Uma das funções do Estado na execução da política regulatória é mitigar as denominadas falhas de mercado em que a intervenção governamental na economia busca o atingimento do nível de alocação socialmente ótimo. Nesse sentido, é correto afirmar que:
- A)o meio ambiente sustentável é considerado um recurso comum, não rival e não exclusivo, e, devido à existência do problema do holdout, o governo falha em garantir seu uso racional;
Errada, porque meio ambiente sustentável não é tratado como recurso comum na forma descrita, e o problema típico associado a recursos comuns é a tragédia dos comuns, não holdout.
- B)a existência de um monopólio natural no setor de infraestrutura é uma falha de mercado e exige que o governo implemente uma política regulatória para que as tarifas ofertadas sejam iguais ao custo marginal da firma;
Errada, porque em monopólio natural a regulação nem sempre impõe tarifa igual ao custo marginal, já que isso pode exigir subsídio e gerar necessidade de cobertura do déficit por outra forma de financiamento.
- C)as externalidades não são falhas de mercado, pois há um benefício externo à sociedade advindo da decisão dos agentes, sendo eventualmente necessária a intervenção governamental via imposição de quotas de produção;
Errada, porque externalidades são sim falhas de mercado, e o exemplo clássico de intervenção são impostos, subsídios ou regulação, não necessariamente quotas de produção.
- D)um governo probo e eficiente pode ser visto como um bem público puro apesar de ser possível excluir algum cidadão do benefício de um bom governo, de forma que a legislação que permite o controle social evitaria o problema do carona (free rider);
Errada, porque governo não é bem público puro, já que existe exclusão institucional e controle social não elimina o problema do free rider nessa classificação.
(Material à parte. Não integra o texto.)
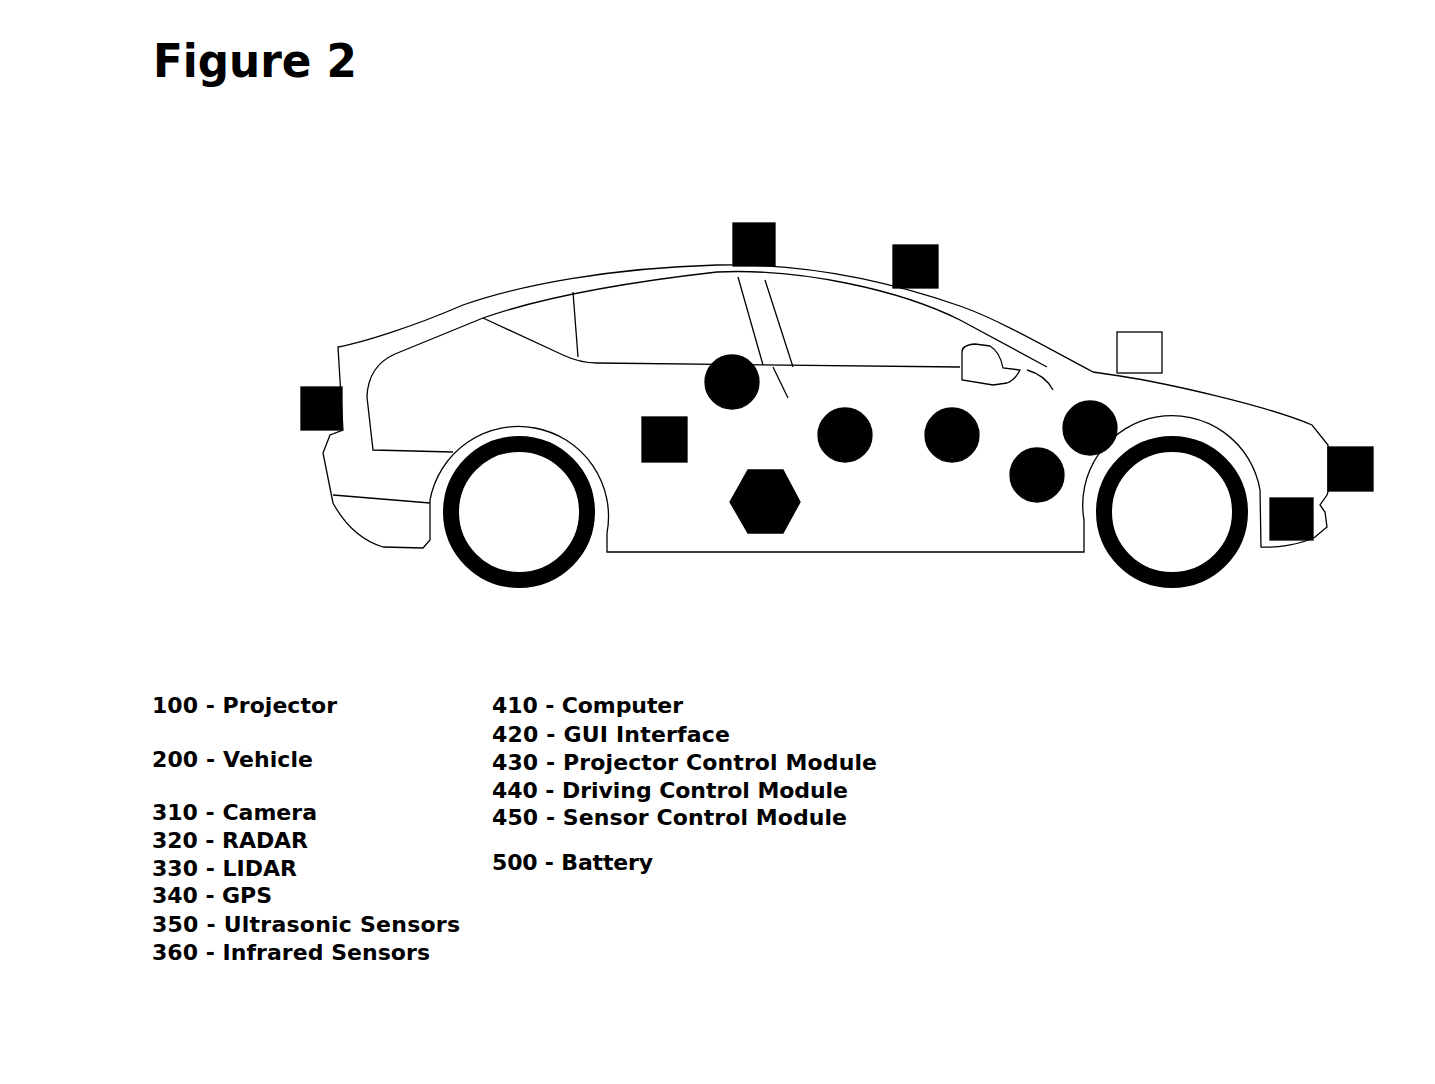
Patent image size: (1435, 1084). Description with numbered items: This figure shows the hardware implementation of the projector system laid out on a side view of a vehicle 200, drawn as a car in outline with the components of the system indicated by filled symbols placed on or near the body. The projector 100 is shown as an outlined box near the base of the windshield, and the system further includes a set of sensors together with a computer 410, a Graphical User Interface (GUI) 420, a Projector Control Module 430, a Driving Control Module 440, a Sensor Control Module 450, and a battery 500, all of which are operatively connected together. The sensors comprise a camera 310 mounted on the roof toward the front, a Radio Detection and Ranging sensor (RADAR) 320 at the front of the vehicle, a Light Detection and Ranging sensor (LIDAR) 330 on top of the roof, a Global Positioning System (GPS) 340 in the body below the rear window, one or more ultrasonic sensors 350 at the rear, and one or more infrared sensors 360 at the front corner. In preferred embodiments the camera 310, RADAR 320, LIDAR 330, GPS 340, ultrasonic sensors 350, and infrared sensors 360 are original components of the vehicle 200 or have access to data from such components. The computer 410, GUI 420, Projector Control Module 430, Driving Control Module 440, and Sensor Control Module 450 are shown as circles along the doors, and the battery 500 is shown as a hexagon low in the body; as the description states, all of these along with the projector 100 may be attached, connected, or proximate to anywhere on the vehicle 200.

The projector 100 is at (1139, 341).
The vehicle 200 is at (825, 403).
The camera 310 is at (915, 250).
The Radio Detection and Ranging sensor (RADAR) 320 is at (1356, 454).
The Light Detection and Ranging sensor (LIDAR) 330 is at (756, 226).
The Global Positioning System (GPS) 340 is at (663, 422).
The ultrasonic sensors 350 is at (317, 391).
The infrared sensors 360 is at (1289, 502).
The computer 410 is at (845, 422).
The Graphical User Interface (GUI) 420 is at (952, 422).
The Projector Control Module 430 is at (1090, 415).
The Driving Control Module 440 is at (1037, 462).
The Sensor Control Module 450 is at (732, 368).
The battery 500 is at (765, 484).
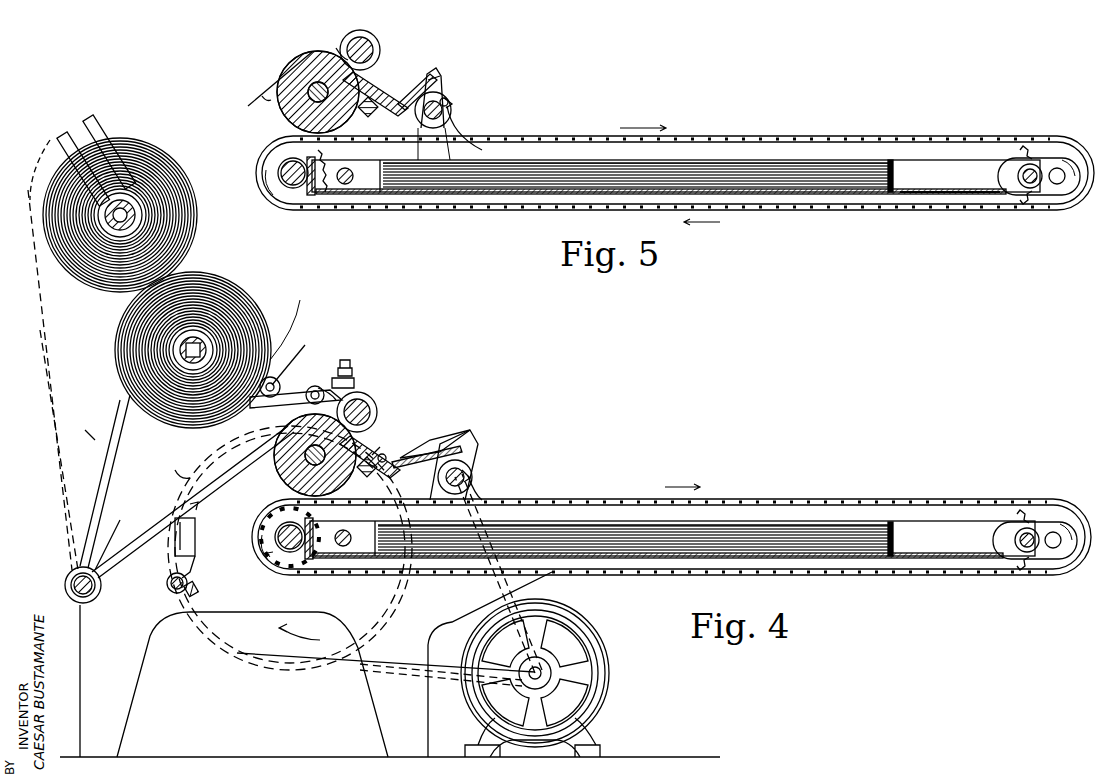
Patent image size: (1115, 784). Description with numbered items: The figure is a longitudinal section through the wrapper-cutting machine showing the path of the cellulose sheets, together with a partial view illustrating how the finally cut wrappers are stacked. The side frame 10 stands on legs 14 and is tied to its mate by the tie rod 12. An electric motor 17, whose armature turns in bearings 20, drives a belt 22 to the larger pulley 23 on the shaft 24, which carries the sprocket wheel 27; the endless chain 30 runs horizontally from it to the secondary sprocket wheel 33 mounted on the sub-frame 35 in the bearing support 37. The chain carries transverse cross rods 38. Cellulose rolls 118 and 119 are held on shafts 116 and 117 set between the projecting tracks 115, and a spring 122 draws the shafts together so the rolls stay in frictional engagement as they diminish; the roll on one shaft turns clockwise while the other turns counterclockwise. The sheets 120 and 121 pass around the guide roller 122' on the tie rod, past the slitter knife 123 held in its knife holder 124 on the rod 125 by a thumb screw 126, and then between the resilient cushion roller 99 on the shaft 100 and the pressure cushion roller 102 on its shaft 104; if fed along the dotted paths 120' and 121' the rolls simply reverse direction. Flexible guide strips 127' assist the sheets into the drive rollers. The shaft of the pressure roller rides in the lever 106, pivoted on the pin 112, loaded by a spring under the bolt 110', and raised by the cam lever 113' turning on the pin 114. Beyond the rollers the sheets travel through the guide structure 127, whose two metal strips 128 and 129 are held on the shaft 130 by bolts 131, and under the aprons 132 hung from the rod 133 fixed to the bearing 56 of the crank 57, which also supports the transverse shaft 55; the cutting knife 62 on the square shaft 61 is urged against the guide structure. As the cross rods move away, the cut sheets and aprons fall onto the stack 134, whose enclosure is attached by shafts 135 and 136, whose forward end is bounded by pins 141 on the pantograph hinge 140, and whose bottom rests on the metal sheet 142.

In FIG. 4, the side frame 10 is at (294, 321).
In FIG. 4, the tie rod 12 is at (103, 592).
In FIG. 4, the legs 14 is at (124, 712).
In FIG. 4, the electric motor 17 is at (570, 620).
In FIG. 4, the bearings 20 is at (550, 672).
In FIG. 4, the belt 22 is at (450, 680).
In FIG. 4, the pulley 23 is at (258, 636).
In FIG. 4, the shaft 24 is at (278, 533).
In FIG. 4, the sprocket wheel 27 is at (304, 560).
In FIG. 5, the endless chain 30 is at (862, 214).
In FIG. 4, the endless chain 30 is at (848, 578).
In FIG. 5, the sprocket wheel 33 is at (1062, 198).
In FIG. 4, the sprocket wheel 33 is at (1058, 562).
In FIG. 4, the sub-frame 35 is at (1032, 554).
In FIG. 4, the bearing support 37 is at (1054, 532).
In FIG. 5, the cross rods 38 is at (834, 211).
In FIG. 4, the cross rods 38 is at (610, 497).
In FIG. 5, the transversely extending shaft 55 is at (460, 118).
In FIG. 4, the transversely extending shaft 55 is at (468, 464).
In FIG. 5, the bearing 56 is at (454, 104).
In FIG. 4, the bearing 56 is at (470, 472).
In FIG. 5, the crank 57 is at (442, 92).
In FIG. 5, the square shaft 61 is at (437, 72).
In FIG. 4, the square shaft 61 is at (472, 436).
In FIG. 5, the cutting knife 62 is at (417, 84).
In FIG. 4, the cutting knife 62 is at (432, 440).
In FIG. 5, the resilient cushion roller 99 is at (285, 112).
In FIG. 4, the resilient cushion roller 99 is at (285, 472).
In FIG. 5, the shaft 100 is at (305, 62).
In FIG. 4, the shaft 100 is at (278, 438).
In FIG. 5, the pressure cushion roller 102 is at (374, 44).
In FIG. 4, the pressure cushion roller 102 is at (370, 400).
In FIG. 5, the shaft 104 is at (350, 38).
In FIG. 4, the shaft 104 is at (372, 414).
In FIG. 4, the lever 106 is at (354, 380).
In FIG. 4, the bolt 110' is at (366, 355).
In FIG. 4, the pin 112 is at (280, 385).
In FIG. 4, the cam lever 113' is at (296, 360).
In FIG. 4, the pin 114 is at (305, 357).
In FIG. 4, the projecting tracks 115 is at (72, 132).
In FIG. 4, the shaft 116 is at (132, 196).
In FIG. 4, the shaft 117 is at (175, 350).
In FIG. 4, the cellulose roll 118 is at (182, 188).
In FIG. 4, the cellulose roll 119 is at (232, 328).
In FIG. 5, the cellulose sheet 120 is at (268, 79).
In FIG. 4, the cellulose sheet 120 is at (183, 489).
In FIG. 4, the alternate sheet path 120' is at (44, 355).
In FIG. 5, the cellulose sheet 121 is at (258, 106).
In FIG. 4, the alternate sheet path 121' is at (170, 467).
In FIG. 4, the spring 122 is at (101, 429).
In FIG. 4, the guide roller 122' is at (110, 546).
In FIG. 4, the slitter knife 123 is at (197, 524).
In FIG. 4, the knife holder 124 is at (194, 570).
In FIG. 4, the rod 125 is at (170, 590).
In FIG. 4, the thumb screw 126 is at (198, 594).
In FIG. 5, the guide structure 127 is at (385, 80).
In FIG. 4, the guide structure 127 is at (382, 439).
In FIG. 5, the guide strips 127' is at (314, 35).
In FIG. 4, the metal strip 128 is at (380, 452).
In FIG. 4, the metal strip 129 is at (427, 460).
In FIG. 5, the shaft 130 is at (383, 111).
In FIG. 4, the shaft 130 is at (367, 475).
In FIG. 4, the bolts 131 is at (386, 456).
In FIG. 5, the aprons 132 is at (452, 113).
In FIG. 4, the aprons 132 is at (466, 476).
In FIG. 5, the rod 133 is at (449, 102).
In FIG. 5, the stack 134 is at (522, 193).
In FIG. 4, the stack 134 is at (720, 553).
In FIG. 5, the shaft 135 is at (1026, 190).
In FIG. 5, the shaft 136 is at (348, 186).
In FIG. 5, the pantograph hinge 140 is at (938, 197).
In FIG. 5, the pins 141 is at (894, 168).
In FIG. 4, the pins 141 is at (909, 539).
In FIG. 5, the metal sheet 142 is at (786, 196).
In FIG. 4, the metal sheet 142 is at (978, 560).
- E)os bens meritórios, apesar de não apresentarem todas as características de bens públicos puros, geram externalidades positivas e sua provisão deve ser estimulada pelo governo via, por exemplo, o estabelecimento de subsídios à produção pelo setor privado.
Certa, porque bens meritórios geram externalidades positivas e o Estado pode estimular sua oferta por subsídios ao setor privado.
Gabarito: E
Em microeconomia, o Estado pode intervir para corrigir falhas de mercado, isto é, situações em que o mercado sozinho não entrega uma alocação eficiente. Entre essas falhas, aparecem bens públicos, externalidades, informação assimétrica e monopólios naturais. A ideia central da regulação é aproximar a produção e o consumo do nível socialmente desejável, e não apenas do que maximiza o lucro privado. No caso dos bens meritórios, a lógica é simples: mesmo não sendo bens públicos puros, eles geram benefícios para toda a sociedade quando são consumidos em maior quantidade, como educação e saúde. Por isso, o governo costuma estimular sua oferta, inclusive por meio de subsídios ao setor privado, para reduzir preço final e aumentar o consumo. Isso é doutrinário em economia do setor público e compatível com a atuação estatal prevista na ordem econômica da Constituição, especialmente no art. 174, que autoriza o Estado a atuar como agente regulador e indutor. A alternativa E está correta porque descreve exatamente essa ideia: bens meritórios têm externalidades positivas e sua provisão pode ser incentivada por subsídios. O subsídio corrige a suboferta típica desses bens no mercado, já que o benefício social é maior do que o benefício privado percebido pelo consumidor. As demais alternativas misturam conceitos. A prova aqui cobra o básico com uma casca de detalhe: identificar quando o Estado entra para corrigir falha de mercado e quando a descrição do bem está conceitualmente errada.